Southwest Airlines' fliers may be starting to feel fee-bitten.
The airline that prides itself on flying in the face of the baggage fee trend has come up with another way to come between you and your wallet.
Southwest, the largest carrier at BWI-Marshall Airport, announced this week that it will begin offering passengers the opportunity to be among the first to board the plane for a fee.
Customers can pay $40 per flight at the gate to secure one of the earliest boarding positions in what is known as the 'A' group.
Most Southwest fliers already know that the first customers to sign in online 24 hours before their flight's departure can receive a boarding pass in the 'A' group.
But you've got to be fast – the 50 or so passes can go within a few scant minutes.
Southwest already offers customers the ability to pay $20 per flight in advance to receive Early Bird Check-In, but that option does not guarantee a position in the first group to board the plane.
"Offering customers the option to improve their boarding position on day of travel is one more way we can offer the travel experience that best fits their needs," said the airline, adding that the new feature was tested in San Diego last month and received positive feedback from fliers.
Passengers can only take advantage of the new boarding option at the gate on the day of travel, about 45 minutes before the flight's scheduled departure. The airline said the option may not be available on every flight and payment must be made by credit card.
Southwest is in no way alone in the airline industry's efforts to boost revenue through a la carte add-ons.
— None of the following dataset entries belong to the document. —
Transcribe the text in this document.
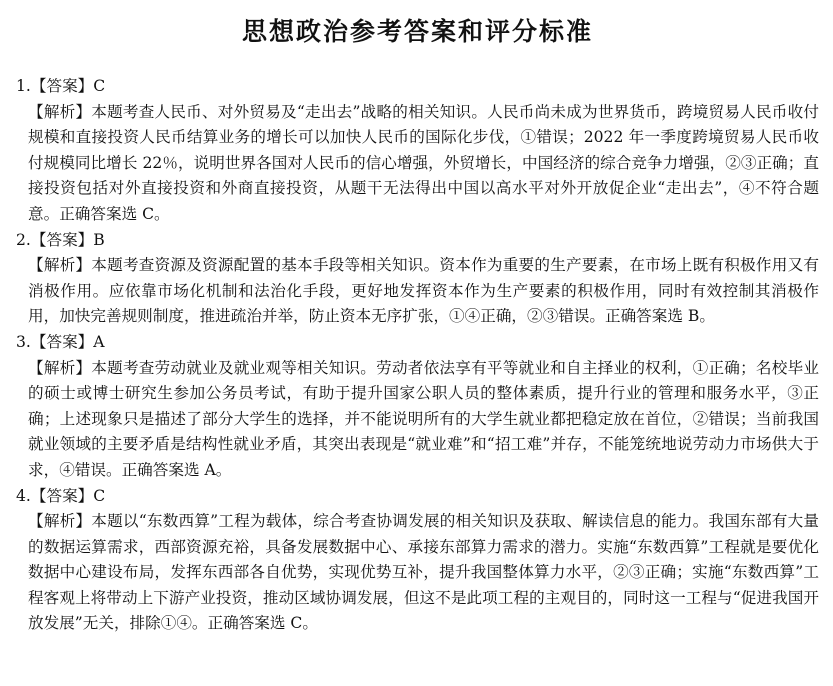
思想政治参考答案和评分标准
1.【答案】C
【解析】本题考查人民币、对外贸易及“走出去”战略的相关知识。人民币尚未成为世界货币，跨境贸易人民币收付规模和直接投资人民币结算业务的增长可以加快人民币的国际化步伐，①错误；2022 年一季度跨境贸易人民币收付规模同比增长 22％，说明世界各国对人民币的信心增强，外贸增长，中国经济的综合竞争力增强，②③正确；直接投资包括对外直接投资和外商直接投资，从题干无法得出中国以高水平对外开放促企业“走出去”，④不符合题意。正确答案选 C。
2.【答案】B
【解析】本题考查资源及资源配置的基本手段等相关知识。资本作为重要的生产要素，在市场上既有积极作用又有消极作用。应依靠市场化机制和法治化手段，更好地发挥资本作为生产要素的积极作用，同时有效控制其消极作用，加快完善规则制度，推进疏治并举，防止资本无序扩张，①④正确，②③错误。正确答案选 B。
3.【答案】A
【解析】本题考查劳动就业及就业观等相关知识。劳动者依法享有平等就业和自主择业的权利，①正确；名校毕业的硕士或博士研究生参加公务员考试，有助于提升国家公职人员的整体素质，提升行业的管理和服务水平，③正确；上述现象只是描述了部分大学生的选择，并不能说明所有的大学生就业都把稳定放在首位，②错误；当前我国就业领域的主要矛盾是结构性就业矛盾，其突出表现是“就业难”和“招工难”并存，不能笼统地说劳动力市场供大于求，④错误。正确答案选 A。
4.【答案】C
【解析】本题以“东数西算”工程为载体，综合考查协调发展的相关知识及获取、解读信息的能力。我国东部有大量的数据运算需求，西部资源充裕，具备发展数据中心、承接东部算力需求的潜力。实施“东数西算”工程就是要优化数据中心建设布局，发挥东西部各自优势，实现优势互补，提升我国整体算力水平，②③正确；实施“东数西算”工程客观上将带动上下游产业投资，推动区域协调发展，但这不是此项工程的主观目的，同时这一工程与“促进我国开放发展”无关，排除①④。正确答案选 C。
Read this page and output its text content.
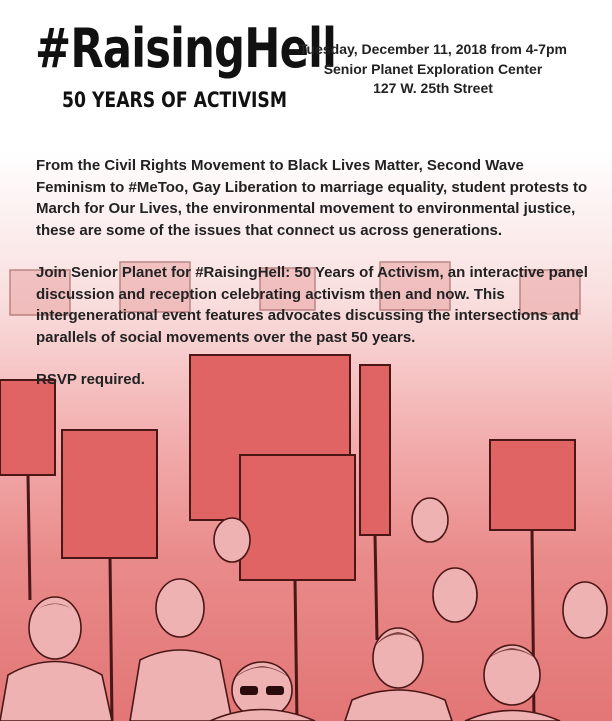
#RaisingHell
50 YEARS OF ACTIVISM
Tuesday, December 11, 2018 from 4-7pm
Senior Planet Exploration Center
127 W. 25th Street

From the Civil Rights Movement to Black Lives Matter, Second Wave Feminism to #MeToo, Gay Liberation to marriage equality, student protests to March for Our Lives, the environmental movement to environmental justice, these are some of the issues that connect us across generations.

Join Senior Planet for #RaisingHell: 50 Years of Activism, an interactive panel discussion and reception celebrating activism then and now. This intergenerational event features advocates discussing the intersections and parallels of social movements over the past 50 years.

RSVP required.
The fee is one of dozens that airlines began to add to regular fares in the past five years — so many that such fees now represent 10 to 30 percent of all revenue for most of the nation's largest airlines.
In 2012, the world's biggest airlines collected a combined $36.1 billion in revenue for food, drinks, wireless Internet service, roomier seats and checked bags, among other charges, according to an industry analysis.
Hugo Martin of Tribune Newspapers contributed to this report.